How to Load Data from a Hadoop Cluster into a MemSQL Database
7 min readMemSQL is a distributed in-memory SQL database, suitable for processing transactions and real-time analytics. The Hadoop Distributed File System (or HDFS) is a popular option for storing very large data sets.
If you are using both Hadoop and MemSQL, you might need to load data from your Hadoop cluster into MemSQL database. In this blog post, we explore two approaches.
Setting Up a MemSQL cluster
This post assumes that you already have a Hadoop cluster up and running, so I will just briefly describe the installation process for MemSQL:
I have provisioned three machines on AWS (just enough for a test cluster).
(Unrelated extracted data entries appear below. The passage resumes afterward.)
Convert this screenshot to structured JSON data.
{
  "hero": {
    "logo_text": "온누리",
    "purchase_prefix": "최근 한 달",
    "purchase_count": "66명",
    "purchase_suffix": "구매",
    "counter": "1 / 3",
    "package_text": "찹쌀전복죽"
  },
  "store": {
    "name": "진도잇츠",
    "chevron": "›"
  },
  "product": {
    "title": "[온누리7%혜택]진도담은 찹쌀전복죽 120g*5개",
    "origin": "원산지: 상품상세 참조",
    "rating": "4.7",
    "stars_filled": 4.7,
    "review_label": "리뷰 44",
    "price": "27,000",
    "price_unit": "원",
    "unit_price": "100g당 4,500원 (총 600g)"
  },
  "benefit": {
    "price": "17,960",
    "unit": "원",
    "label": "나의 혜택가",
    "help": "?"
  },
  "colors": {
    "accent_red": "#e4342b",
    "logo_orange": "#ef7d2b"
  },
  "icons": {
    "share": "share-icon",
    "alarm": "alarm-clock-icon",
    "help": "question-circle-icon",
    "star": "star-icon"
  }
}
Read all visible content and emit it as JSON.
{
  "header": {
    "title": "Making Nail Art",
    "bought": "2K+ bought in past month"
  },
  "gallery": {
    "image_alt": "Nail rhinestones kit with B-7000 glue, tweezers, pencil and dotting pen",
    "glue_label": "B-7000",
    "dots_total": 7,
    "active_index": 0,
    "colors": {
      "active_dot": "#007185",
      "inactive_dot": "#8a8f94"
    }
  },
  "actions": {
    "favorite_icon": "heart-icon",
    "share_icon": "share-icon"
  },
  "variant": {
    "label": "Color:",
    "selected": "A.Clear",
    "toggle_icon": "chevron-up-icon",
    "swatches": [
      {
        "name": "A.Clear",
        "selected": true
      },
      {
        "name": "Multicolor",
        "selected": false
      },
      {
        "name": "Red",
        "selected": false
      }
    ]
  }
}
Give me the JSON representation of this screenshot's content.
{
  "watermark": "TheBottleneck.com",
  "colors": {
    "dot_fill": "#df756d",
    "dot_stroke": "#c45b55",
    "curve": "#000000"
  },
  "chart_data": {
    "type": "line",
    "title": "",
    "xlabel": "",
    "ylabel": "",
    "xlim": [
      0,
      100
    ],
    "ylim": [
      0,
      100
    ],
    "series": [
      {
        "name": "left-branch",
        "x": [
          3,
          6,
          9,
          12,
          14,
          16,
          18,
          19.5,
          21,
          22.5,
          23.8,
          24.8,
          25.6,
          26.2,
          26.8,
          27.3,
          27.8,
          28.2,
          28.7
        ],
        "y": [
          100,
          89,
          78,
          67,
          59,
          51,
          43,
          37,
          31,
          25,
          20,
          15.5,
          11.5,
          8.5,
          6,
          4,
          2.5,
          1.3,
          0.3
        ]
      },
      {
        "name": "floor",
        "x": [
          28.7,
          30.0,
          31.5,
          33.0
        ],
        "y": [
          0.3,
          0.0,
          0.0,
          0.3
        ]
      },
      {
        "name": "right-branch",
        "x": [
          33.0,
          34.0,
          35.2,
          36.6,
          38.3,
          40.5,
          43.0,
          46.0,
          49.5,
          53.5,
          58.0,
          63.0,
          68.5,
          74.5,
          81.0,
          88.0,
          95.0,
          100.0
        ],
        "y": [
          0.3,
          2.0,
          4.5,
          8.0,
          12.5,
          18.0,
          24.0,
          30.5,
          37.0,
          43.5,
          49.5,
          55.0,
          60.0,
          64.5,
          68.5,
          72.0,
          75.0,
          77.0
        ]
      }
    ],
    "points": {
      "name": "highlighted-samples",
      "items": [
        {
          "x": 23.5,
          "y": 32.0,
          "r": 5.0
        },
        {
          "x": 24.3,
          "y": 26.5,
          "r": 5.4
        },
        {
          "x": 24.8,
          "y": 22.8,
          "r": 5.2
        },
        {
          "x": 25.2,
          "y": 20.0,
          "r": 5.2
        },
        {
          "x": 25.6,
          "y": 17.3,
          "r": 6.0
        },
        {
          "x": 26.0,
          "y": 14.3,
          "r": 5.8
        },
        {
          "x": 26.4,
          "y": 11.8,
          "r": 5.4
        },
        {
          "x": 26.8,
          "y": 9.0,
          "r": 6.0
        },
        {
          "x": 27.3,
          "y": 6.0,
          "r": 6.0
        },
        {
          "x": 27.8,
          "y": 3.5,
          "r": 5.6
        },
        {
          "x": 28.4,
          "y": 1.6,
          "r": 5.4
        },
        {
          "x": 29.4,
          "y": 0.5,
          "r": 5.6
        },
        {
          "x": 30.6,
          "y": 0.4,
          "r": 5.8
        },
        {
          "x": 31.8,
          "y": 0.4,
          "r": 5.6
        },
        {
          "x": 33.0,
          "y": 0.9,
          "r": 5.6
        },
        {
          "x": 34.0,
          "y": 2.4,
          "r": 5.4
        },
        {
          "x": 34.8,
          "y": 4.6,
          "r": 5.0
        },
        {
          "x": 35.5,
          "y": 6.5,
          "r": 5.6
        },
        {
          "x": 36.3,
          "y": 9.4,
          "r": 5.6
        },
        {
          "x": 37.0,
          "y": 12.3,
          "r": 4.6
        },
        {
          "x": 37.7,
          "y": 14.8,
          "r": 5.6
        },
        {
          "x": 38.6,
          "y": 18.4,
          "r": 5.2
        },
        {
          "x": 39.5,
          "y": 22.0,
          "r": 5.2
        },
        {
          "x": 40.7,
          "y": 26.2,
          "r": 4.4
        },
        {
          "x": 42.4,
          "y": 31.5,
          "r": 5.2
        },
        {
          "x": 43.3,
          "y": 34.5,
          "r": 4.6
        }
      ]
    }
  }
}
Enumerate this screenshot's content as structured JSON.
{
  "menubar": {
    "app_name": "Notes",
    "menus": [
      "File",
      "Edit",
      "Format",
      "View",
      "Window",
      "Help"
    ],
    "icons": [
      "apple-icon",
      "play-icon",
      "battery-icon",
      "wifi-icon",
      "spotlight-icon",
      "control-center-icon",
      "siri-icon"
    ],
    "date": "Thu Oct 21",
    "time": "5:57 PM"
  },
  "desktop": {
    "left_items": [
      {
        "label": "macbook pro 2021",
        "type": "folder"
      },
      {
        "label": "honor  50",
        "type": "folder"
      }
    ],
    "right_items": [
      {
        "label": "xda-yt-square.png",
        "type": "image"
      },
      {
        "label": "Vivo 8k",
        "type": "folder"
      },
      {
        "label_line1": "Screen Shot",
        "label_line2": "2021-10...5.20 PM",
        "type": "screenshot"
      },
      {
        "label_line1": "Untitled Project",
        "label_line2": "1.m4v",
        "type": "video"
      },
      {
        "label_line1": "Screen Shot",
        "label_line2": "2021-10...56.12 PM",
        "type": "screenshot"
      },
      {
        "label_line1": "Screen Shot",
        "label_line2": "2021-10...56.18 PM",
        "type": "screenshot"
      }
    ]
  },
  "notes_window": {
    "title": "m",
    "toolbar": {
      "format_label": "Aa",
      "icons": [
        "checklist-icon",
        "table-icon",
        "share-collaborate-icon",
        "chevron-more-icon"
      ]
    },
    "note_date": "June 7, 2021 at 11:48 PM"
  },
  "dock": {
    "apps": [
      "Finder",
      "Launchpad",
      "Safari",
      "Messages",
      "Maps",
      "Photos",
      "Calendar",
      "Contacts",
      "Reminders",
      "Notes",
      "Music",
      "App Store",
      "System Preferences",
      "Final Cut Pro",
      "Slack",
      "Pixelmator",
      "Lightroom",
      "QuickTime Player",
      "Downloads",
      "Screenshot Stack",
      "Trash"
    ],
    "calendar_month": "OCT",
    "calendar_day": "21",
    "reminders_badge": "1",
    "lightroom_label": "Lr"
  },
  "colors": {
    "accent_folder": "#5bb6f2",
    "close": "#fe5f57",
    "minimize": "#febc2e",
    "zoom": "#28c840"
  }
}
I have used CentOS 7.1 x86_64 with cloud-init (HVM) (ami-91e416fa), m4.xlarge (4 vCPUs and 16 GiB), and default 8 GB of General Purpose SSD (GP2).
The following inbound rules have been created:
All traffic | All | All | <IP range of the subnetwork> SSH | TCP | 22 | 0.0.0.0/0 Custom TCP Rule | TCP | 9000 | 0.0.0.0/0 (MemSQL Ops Web UI) Custom TCP Rule | TCP | 10010 | 0.0.0.0/0 (Spark Web UI)
To deploy MemSQL, I followed these instructions closely. They are very straightforward; just follow each step and carefully read the messages on MemSQL UI.
In addition, the following document may be used as a reference: http://docs.memsql.com/docs/quick-start-with-amazon-webservices#section-setting-up-on-aws-manually
.
If you have three machines, by default the first of them will act as a Master Aggregator node and others two will act as Leaf nodes. To use my resources more effectively, I have added an additional Leaf node on the first machine (several clicks on MemSQL Ops UI). The default port 3306 was already occupied by Master Aggregator, so I have chosen 3307.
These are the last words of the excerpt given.